I am envisioning a page with three columns (for the three locations). Then in each column, there are three groups of vehicles (Type A, B, and C). The user can click any vehicle and drag it to either of the other two locations. Group A vehicles are order-specific, that is, the user drags the vehicles into the desired order at each location. In addition, the user needs to be able to change the status for each vehicle (such as a right-click context menu with status options).

All of this needs to be live, such that the database is updated second the user has moved a vehicle from one spot to another, or changed a vehicles status.

Ideally, this system would be flexible to accommodate new locations that are opened, or remove locations that close.

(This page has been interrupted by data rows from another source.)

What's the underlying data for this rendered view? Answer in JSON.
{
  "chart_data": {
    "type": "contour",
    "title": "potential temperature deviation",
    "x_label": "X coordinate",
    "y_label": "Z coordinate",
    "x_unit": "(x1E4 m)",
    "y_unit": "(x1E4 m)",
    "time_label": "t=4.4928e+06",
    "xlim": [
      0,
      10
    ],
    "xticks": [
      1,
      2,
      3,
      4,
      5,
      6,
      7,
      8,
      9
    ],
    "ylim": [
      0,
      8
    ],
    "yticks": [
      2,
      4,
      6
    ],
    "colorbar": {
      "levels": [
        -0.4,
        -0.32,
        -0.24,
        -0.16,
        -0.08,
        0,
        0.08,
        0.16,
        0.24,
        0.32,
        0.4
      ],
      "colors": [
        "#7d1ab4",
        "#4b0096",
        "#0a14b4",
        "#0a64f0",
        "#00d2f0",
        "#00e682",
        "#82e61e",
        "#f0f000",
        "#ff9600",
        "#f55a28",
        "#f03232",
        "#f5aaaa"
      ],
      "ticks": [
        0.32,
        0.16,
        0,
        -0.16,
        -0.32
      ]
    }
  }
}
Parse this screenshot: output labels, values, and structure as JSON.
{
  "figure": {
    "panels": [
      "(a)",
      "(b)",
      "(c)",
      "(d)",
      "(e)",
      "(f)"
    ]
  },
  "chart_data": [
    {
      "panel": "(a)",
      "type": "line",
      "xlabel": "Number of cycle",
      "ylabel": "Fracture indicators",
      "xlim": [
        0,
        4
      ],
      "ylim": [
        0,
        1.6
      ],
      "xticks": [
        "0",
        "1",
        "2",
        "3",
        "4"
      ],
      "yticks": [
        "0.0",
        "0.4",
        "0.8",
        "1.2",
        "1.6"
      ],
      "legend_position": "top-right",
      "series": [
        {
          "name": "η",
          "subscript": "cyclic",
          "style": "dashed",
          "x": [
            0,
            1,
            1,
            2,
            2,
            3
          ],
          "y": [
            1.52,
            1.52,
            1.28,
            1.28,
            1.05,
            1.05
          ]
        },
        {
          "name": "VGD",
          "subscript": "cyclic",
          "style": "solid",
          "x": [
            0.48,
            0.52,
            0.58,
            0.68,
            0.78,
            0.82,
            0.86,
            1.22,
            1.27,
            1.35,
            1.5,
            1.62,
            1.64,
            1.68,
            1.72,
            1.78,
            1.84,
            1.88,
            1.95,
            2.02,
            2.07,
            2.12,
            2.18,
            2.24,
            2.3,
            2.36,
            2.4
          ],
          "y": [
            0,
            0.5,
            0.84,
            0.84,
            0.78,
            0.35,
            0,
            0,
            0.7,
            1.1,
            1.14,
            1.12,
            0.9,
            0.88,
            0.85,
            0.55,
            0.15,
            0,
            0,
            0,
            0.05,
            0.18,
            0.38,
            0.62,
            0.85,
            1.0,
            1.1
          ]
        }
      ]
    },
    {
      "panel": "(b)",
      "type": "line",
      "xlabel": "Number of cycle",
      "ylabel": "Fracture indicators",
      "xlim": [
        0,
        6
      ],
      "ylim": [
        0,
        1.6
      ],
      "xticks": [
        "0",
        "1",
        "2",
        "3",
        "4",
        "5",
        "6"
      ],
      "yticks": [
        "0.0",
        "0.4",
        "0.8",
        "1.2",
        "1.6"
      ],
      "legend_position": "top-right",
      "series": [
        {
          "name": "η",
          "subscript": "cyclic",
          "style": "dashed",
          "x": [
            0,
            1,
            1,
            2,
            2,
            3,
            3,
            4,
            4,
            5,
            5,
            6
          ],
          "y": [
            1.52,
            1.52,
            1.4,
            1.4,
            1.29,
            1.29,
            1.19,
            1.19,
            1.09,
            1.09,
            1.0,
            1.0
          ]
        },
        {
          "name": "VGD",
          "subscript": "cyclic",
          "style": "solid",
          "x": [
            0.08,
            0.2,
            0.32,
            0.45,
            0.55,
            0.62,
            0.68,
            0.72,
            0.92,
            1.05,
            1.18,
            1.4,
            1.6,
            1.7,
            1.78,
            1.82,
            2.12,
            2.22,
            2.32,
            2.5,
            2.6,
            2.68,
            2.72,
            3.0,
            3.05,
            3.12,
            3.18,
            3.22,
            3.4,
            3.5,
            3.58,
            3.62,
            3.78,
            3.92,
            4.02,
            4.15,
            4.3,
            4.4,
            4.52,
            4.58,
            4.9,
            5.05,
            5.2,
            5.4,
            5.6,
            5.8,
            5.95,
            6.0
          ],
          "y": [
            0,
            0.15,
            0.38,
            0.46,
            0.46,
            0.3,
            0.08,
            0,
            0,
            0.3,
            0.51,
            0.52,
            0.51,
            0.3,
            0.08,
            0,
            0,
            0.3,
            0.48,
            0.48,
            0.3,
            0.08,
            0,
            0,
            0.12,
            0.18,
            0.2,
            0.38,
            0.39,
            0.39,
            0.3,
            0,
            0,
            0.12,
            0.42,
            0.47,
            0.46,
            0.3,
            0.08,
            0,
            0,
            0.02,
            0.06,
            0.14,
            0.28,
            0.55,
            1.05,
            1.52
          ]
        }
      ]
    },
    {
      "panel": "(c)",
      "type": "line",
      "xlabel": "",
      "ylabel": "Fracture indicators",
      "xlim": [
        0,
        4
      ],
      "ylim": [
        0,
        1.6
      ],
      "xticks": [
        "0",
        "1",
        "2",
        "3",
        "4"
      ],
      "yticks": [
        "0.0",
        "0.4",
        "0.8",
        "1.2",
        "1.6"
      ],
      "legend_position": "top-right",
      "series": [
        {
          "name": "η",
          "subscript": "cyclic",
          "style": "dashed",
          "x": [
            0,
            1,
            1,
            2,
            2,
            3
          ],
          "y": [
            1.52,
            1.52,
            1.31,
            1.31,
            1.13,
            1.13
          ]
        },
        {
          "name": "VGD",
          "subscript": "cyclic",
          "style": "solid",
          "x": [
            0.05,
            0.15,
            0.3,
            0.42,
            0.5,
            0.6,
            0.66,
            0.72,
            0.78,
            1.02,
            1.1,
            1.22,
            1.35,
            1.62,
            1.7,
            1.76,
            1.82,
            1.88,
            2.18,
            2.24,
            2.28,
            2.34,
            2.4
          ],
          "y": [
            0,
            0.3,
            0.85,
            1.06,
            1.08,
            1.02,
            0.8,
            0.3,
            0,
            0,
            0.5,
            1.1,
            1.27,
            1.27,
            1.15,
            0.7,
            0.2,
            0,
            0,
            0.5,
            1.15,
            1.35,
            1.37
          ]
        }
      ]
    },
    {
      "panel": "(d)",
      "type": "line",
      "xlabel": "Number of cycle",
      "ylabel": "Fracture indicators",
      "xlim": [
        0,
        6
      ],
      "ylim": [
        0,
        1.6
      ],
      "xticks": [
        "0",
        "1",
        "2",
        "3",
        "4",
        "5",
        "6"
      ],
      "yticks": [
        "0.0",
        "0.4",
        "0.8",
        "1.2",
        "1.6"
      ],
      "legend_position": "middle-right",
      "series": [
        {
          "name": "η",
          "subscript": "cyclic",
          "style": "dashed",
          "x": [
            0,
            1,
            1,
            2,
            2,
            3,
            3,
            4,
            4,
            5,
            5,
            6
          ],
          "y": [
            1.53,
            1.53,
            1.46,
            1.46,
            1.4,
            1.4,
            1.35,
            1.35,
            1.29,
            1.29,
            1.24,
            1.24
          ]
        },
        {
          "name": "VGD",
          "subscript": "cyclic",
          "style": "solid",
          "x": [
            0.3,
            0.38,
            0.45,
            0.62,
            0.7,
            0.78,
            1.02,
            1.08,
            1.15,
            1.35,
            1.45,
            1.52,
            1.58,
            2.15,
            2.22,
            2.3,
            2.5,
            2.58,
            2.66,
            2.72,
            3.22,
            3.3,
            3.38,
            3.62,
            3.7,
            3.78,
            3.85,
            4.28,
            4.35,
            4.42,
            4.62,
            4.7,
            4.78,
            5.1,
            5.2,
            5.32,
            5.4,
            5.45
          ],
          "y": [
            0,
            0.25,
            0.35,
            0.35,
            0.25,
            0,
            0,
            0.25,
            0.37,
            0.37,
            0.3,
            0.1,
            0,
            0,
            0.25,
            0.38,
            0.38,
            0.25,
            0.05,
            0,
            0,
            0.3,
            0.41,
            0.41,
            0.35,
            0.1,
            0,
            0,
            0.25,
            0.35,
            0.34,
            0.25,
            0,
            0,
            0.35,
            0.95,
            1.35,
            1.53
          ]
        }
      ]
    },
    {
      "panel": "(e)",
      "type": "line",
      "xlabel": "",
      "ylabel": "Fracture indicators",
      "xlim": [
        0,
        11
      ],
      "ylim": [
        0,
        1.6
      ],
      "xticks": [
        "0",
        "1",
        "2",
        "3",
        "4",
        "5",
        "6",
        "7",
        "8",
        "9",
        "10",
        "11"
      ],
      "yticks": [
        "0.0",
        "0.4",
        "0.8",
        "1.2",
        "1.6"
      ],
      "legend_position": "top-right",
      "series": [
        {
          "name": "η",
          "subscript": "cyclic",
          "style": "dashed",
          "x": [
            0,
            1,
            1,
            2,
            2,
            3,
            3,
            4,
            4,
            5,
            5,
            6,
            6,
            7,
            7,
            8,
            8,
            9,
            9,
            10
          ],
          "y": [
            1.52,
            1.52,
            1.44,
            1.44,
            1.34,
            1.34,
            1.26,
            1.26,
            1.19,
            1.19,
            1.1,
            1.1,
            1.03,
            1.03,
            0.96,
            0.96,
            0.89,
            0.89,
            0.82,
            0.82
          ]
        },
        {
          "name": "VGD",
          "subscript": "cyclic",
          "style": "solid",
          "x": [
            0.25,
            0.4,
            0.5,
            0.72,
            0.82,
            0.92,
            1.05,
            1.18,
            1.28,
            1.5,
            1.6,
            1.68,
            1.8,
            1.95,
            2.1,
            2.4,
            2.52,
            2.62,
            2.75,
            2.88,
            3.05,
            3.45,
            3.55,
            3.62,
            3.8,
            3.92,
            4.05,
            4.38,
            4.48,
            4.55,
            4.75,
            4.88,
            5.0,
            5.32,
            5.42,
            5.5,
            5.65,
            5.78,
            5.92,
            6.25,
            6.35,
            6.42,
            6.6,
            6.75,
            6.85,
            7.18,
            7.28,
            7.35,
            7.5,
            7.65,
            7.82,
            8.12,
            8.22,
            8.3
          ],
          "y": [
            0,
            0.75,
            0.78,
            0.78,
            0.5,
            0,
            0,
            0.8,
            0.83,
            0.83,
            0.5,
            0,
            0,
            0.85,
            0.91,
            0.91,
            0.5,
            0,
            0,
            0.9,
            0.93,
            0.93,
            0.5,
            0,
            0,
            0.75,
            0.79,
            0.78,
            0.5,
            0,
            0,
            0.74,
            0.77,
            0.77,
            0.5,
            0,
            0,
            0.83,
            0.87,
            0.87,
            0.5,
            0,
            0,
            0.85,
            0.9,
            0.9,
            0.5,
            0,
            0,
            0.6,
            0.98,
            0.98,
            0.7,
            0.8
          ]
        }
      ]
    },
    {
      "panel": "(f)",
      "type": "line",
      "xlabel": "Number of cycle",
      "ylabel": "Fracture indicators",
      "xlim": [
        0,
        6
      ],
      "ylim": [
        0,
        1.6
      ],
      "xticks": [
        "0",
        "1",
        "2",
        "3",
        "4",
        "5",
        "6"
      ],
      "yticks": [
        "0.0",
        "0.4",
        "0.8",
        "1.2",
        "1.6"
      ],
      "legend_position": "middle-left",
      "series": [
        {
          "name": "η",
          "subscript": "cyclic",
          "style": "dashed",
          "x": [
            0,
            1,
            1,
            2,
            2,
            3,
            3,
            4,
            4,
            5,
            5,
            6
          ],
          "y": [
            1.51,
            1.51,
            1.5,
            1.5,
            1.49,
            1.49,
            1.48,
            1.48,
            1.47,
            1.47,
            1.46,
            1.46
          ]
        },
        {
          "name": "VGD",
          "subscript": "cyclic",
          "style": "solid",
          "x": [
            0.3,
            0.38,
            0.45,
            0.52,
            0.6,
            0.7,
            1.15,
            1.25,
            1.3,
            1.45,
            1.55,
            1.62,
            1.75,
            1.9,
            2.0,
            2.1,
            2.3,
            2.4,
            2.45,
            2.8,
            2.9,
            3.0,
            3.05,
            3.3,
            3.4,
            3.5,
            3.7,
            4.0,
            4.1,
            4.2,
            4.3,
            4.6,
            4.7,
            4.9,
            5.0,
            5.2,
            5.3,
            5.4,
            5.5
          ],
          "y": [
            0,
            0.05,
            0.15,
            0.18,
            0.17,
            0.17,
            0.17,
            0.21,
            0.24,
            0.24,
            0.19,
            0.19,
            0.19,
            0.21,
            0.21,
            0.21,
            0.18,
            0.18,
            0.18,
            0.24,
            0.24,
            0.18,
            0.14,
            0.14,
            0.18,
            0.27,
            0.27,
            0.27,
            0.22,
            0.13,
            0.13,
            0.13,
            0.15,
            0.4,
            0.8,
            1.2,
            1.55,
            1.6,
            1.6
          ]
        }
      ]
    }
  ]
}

This seems like an awful lot for one shot. Anybody done something like this before? Ideas on where to start? Or am I out of my mind?

webfoo

3:03 am on Apr 21, 2011 (gmt 0)

10+ Year Member



And one other feature I forgot to mention:

When a user (who is not a "fleet manager") moves a vehicle or changes it's status, the user must enter: why the change was made, which of ~3 fleet managers approved the change, and how that aproval was made (email, phone, in person...). All of this will be entered into a database record. However, if the user is a fleet manager or system administrator, they do not need to enter this info (but a database record is still created to document the change).

caribguy

5:13 am on Apr 21, 2011 (gmt 0)

WebmasterWorld Senior Member 10+ Year Member



I would look into normalizing the database:

vehicle_models
vehicle_models_id vehicle_models_name
1 Porsche 911
2 Ford Pinto
3 Audi A6

status
status_id status_name
1 operational
2 broken
3 transit
4 available

vehicles
vehicle_id vehicle_types_id vehicle_status_id
1 1 1
2 2 1
3 1 4

etc...

webfoo

7:59 pm on Apr 21, 2011 (gmt 0)

10+ Year Member



Thanks caribguy. I'm not sure I follow how this accomplishes what I need?

caribguy

11:41 am on Apr 22, 2011 (gmt 0)

WebmasterWorld Senior Member 10+ Year Member



Your data structure becomes more flexible, so that when more than 25 cars are added or new locations are opened, or new rules that pertain to users are created you won't have to redo all of your previous work. From the way you described your tables it looks like you're treating them like spreadsheets. Not the right way to approach this...

Your ajax drag-n-drop is just an interface layer on top of your database. That's relatively simple. Scriptaculous has some very old (but working) examples.

Get the data structure right first, will save you tons of headaches later... Good luck, sounds like you'll need it!